According to forecast data from Aite Group, CNP fraud will grow from $4 billion in 2017 to nearly $6 billion in 2020. This will be in tandem with similar growth rates seen in application fraud and account takeover fraud. Bear in mind that this forecast was made prior to the Equifax data breach — the fraud curve could be much steeper now that a fresh crop of Social Security numbers is on the market.

“CNP fraud will grow because of the rapid rate of growth of e-commerce in general, but in a number of countries we’re seeing CNP fraud growing faster than the rate of e-commerce itself,” says Julie Conroy, research director at Aite. “As the U.S. EMV migration picks up pace, we’re not going to see the organized crime rings content to take a $4B hit to their P&L. We’re already seeing the migration impact application fraud and [account takeover], and my discussions with e-commerce merchants indicate that we’re seeing losses rising there as well.”

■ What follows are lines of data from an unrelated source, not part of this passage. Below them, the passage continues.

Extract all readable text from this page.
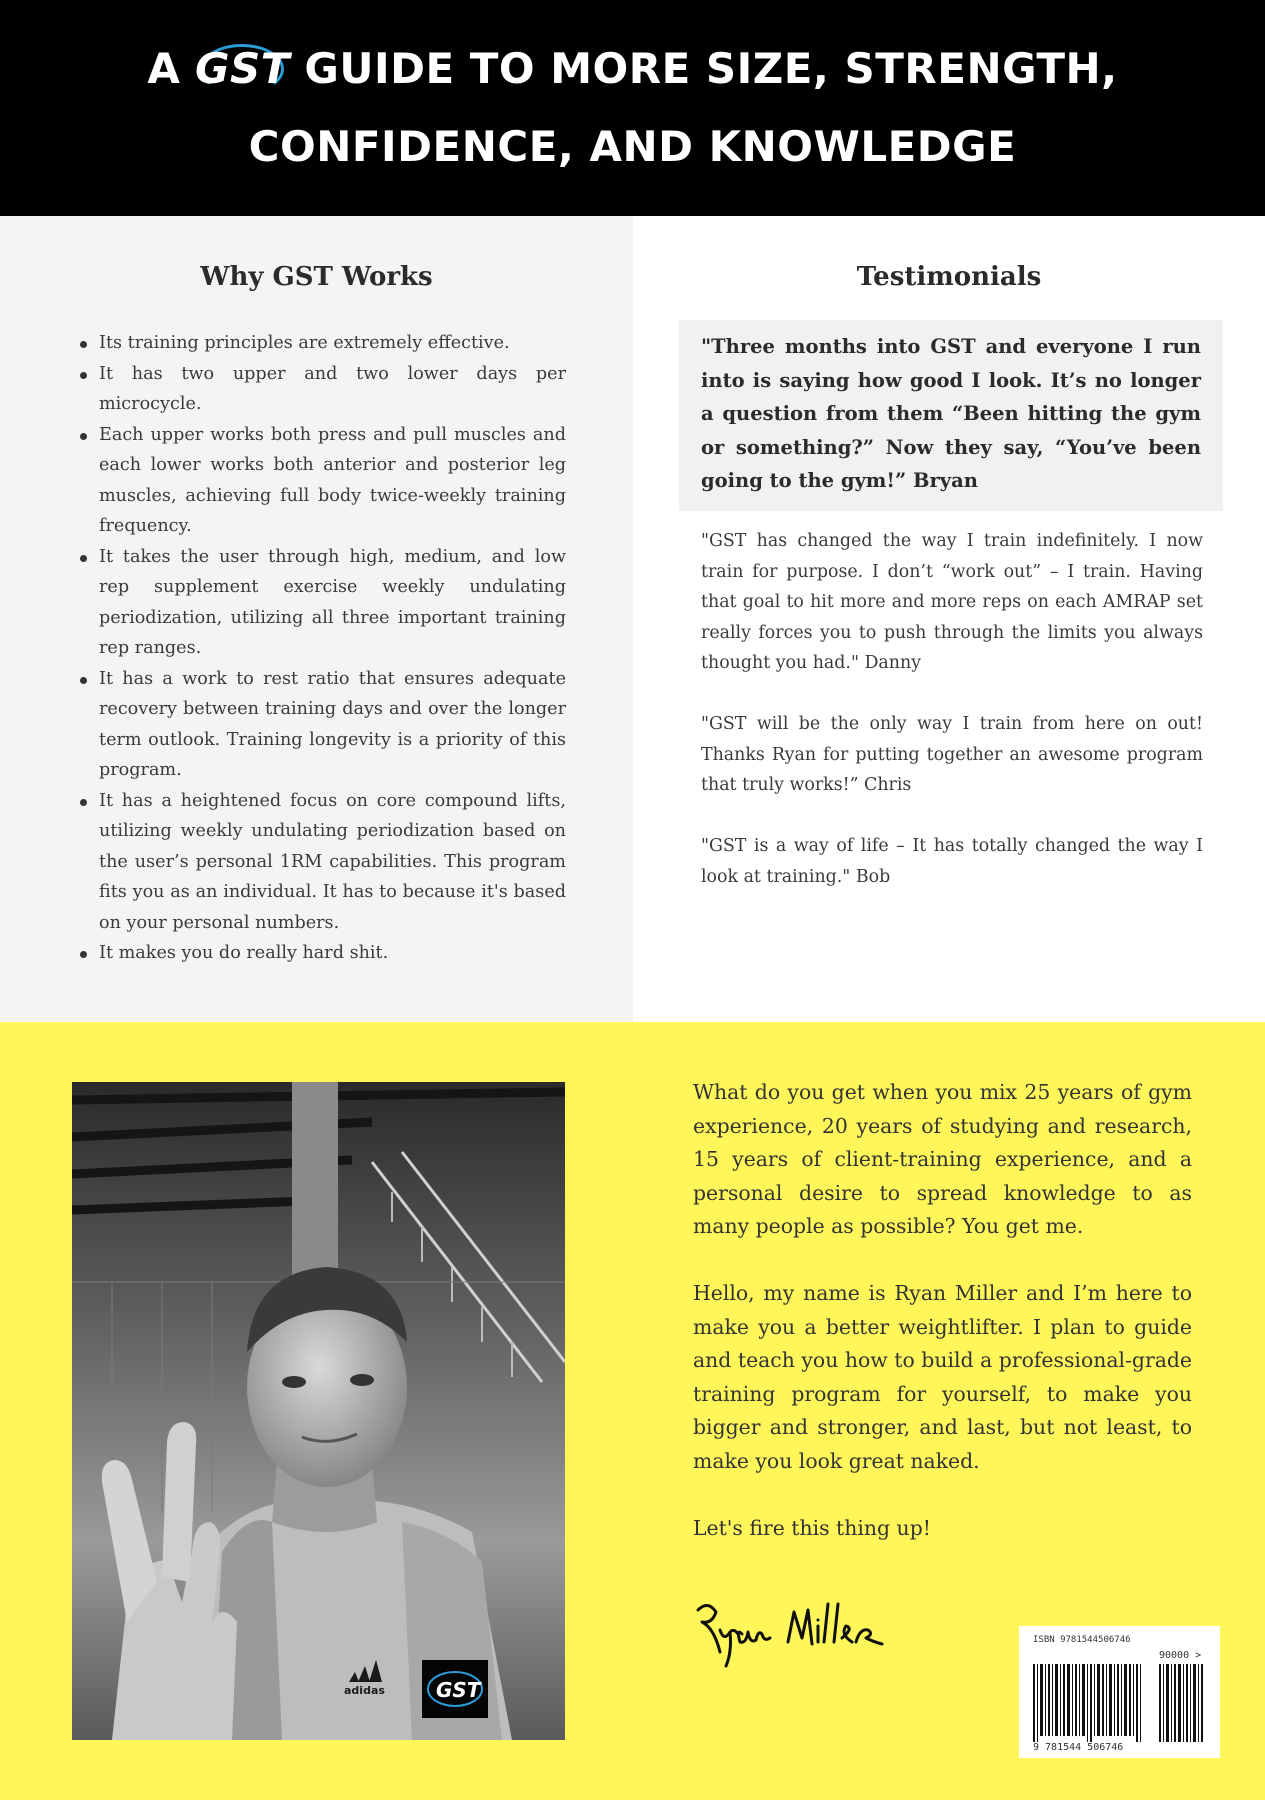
A GST GUIDE TO MORE SIZE, STRENGTH,
CONFIDENCE, AND KNOWLEDGE
Why GST Works
Its training principles are extremely effective.
It has two upper and two lower days per microcycle.
Each upper works both press and pull muscles and each lower works both anterior and posterior leg muscles, achieving full body twice-weekly training frequency.
It takes the user through high, medium, and low rep supplement exercise weekly undulating periodization, utilizing all three important training rep ranges.
It has a work to rest ratio that ensures adequate recovery between training days and over the longer term outlook. Training longevity is a priority of this program.
It has a heightened focus on core compound lifts, utilizing weekly undulating periodization based on the user’s personal 1RM capabilities. This program fits you as an individual. It has to because it's based on your personal numbers.
It makes you do really hard shit.
Testimonials

"Three months into GST and everyone I run into is saying how good I look. It’s no longer a question from them “Been hitting the gym or something?” Now they say, “You’ve been going to the gym!” Bryan

"GST has changed the way I train indefinitely. I now train for purpose. I don’t “work out” – I train. Having that goal to hit more and more reps on each AMRAP set really forces you to push through the limits you always thought you had." Danny

"GST will be the only way I train from here on out! Thanks Ryan for putting together an awesome program that truly works!” Chris

"GST is a way of life – It has totally changed the way I look at training." Bob

adidas	GST

What do you get when you mix 25 years of gym experience, 20 years of studying and research, 15 years of client-training experience, and a personal desire to spread knowledge to as many people as possible? You get me.

Hello, my name is Ryan Miller and I’m here to make you a better weightlifter. I plan to guide and teach you how to build a professional-grade training program for yourself, to make you bigger and stronger, and last, but not least, to make you look great naked.

Let's fire this thing up!

ISBN 9781544506746
90000 >
9 781544 506746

But is the U.S. experiencing CNP fraud at levels that are greater than other countries?
Chart: CNP fraud highest in U.S.
According to the U.S. Payments Forum, the U.S. ranks highest in a list of countries for CNP fraud rates, with 0.72% of e-commerce transactions being fraudulent. But the U.S. is not significantly higher. Belgium, France and Germany all register higher than the 0.53% global average for CNP fraud rates, and these countries have had EMV for well over a decade.
Chart: Merchants see more mobile revenue
As consumer shopping habits change, we can expect fraud to follow these changes. Recent data from Kount details the shift in revenue for online retailers from desktop to mobile. An increasing proportion of revenues are now coming via the mobile channel — highest levels of growth were in the 10% to 30% range of revenue from 2016 to 2017.

The same survey highlights that fraud over mobile is also shifting and that the most vulnerable areas were the browser and mobile app. Nearly 60% of online retailers considered the mobile browser to be the most vulnerable area for attack and nearly a quarter considered mobile apps to be a vulnerable channel.

Consequently, many of the tools being used to combat mobile payment fraud have some pedigree in the online payments realm.
Chart: Merchant fraud countermeasures
Merchants are increasingly applying tools from the online arsenal to the mobile channel, with significant growth in the usage of CVV and AVS checks, as well as a reemergence of 3D Secure as a means of countering CNP fraud.

But, back to the core question — did EMV cause the CNP fraud spike?
Chart: Misuse of EMV and mag stripe
Considering the relatively slow transition to EMV in the U.S. from both issuers and merchants, the difference between EMV card fraud and mag stripe card fraud is much the same.

“Consumers who had an EMV card misused were considerably more likely to be victims of CNP fraud, but in an even bigger issue did not necessarily experience that much lower a rate of POS fraud,” says Al Pascual, senior vice president and research director at Javelin.

So it's not a simple cause-and-effect of EMV leading to more fraud on CNP channels. With consumer habits shifting online, the evidence points to CNP fraud occurring irrespective of EMV, not because of it.

According to a fraud expert who requested to remain anonymous, fraud has shifted in-channel, with Mobile Wallets, Account Takeover and Fraud Apps being the channels to watch for growth.

“In terms of CNP/mobile fraud, we do see a ton of fraud there. Most of it is new (it simply didn’t exist previously) and it frequently aligns with the changing shopping habits of consumers, and this is often attributable to Account Takeover, First Party and growth in various mobile wallets. Did EMV influence that? No, there are no signals that EMV has suffocated counterfeit, it only changed which players are now exposed, both on the compromised merchants and the banks who are still issuing mag-only cards.”

Even the largest card network agrees with the EMV shift not being causal in CNP fraud rates.

“It’s true that fraud dollars from CNP are growing, but it’s not increasing as a percent of total sales,” said Stephanie Ericksen, vice president of risk products at Visa, in a panel discussion at SourceMedia's 2017 Card Forum.